By AnnaMaria Andriotis
Saving money may soon get even less rewarding. The Federal Reserve’s announcement Wednesday to keep short-term interest rates near zero through 2014 may result in still lower interest rates on bank accounts, analysts say.
How low? Rates on savings accounts may drop closer to 0% over the next 12 to 18 months, says Dan Geller, executive vice president at Market Rates Insight. Even though the federal funds rate has been stuck at 0% to 0.25% since late 2008, banks continue to lower interest rates on their accounts. The average rate on savings accounts is 0.36%, down from 0.4% in November, according to MRI. One-year and five-year certificate of deposits have an average yield of 0.33% and 1.57%, respectively. Even worse, savers will have to put up with nearly nonexistent returns for at least another three years before they can see any meaningful improvement, says Greg McBride, senior financial analyst at Bankrate.com.
In general, advisers still recommend that emergency funds – money to cover about six months of living expenses – be held in bank accounts where the principal is 100% guaranteed. Given that rates are expected to stay low for the long run, stashing that money in a CD comes with less risk since the saver is unlikely to miss out on rising rates elsewhere and because several banks, including Bank of America and PNC Bank, allow customers to withdraw money from their CD without incurring a penalty. Other banks, like Ally Bank and Sovereign Bank, are telling customers that if rates do happen to rise, they’ll raise the rate on their existing CD as well.
For customers on the hunt for safety, yield and liquidity, one account stands out: Capital One is offering a 1.01% rate that’s guaranteed for one year on its high-yield checking account. Meanwhile, the highest rate on savings and money market accounts is 0.90% at Sallie Mae and Discover Bank, according to Bankrate.com. Separately, experts suggest looking at community banks and credit unions that may be promoting higher rates in an attempt to get more customers.

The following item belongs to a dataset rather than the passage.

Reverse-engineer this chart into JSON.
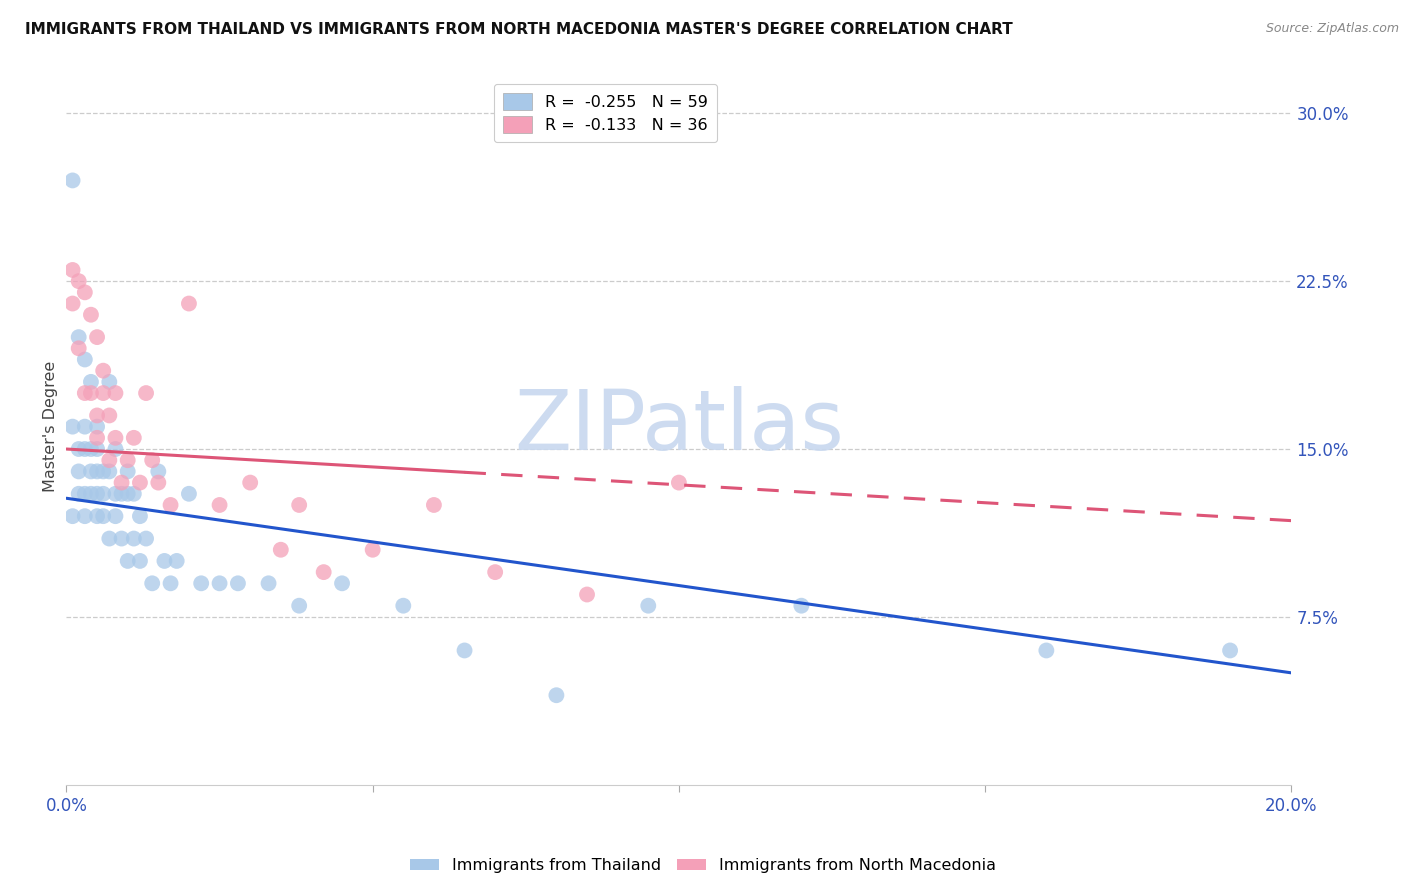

While the perks of saving are dismal, borrowers may be able to benefit from these lower rates, at least in the near term. The Fed is hoping to stimulate lending, in particular for more would-be homeowners to sign up for mortgages. By keeping short-term interest rates low, banks are more willing to lower the rates they charge on mortgages, says Geller, which could lead to more lending activity.
Mortgage rates are already at record lows, but Geller says borrowers could see them drop even further, with mortgage rates falling by as much as 50 basis points. Here’s why: in general banks have at least a three-percentage-point spread between the rates they offer on their deposit accounts and the rates they charge on mortgages, says Geller; that spread is currently at 3.5 percentage points, he says, and still has some room to drop.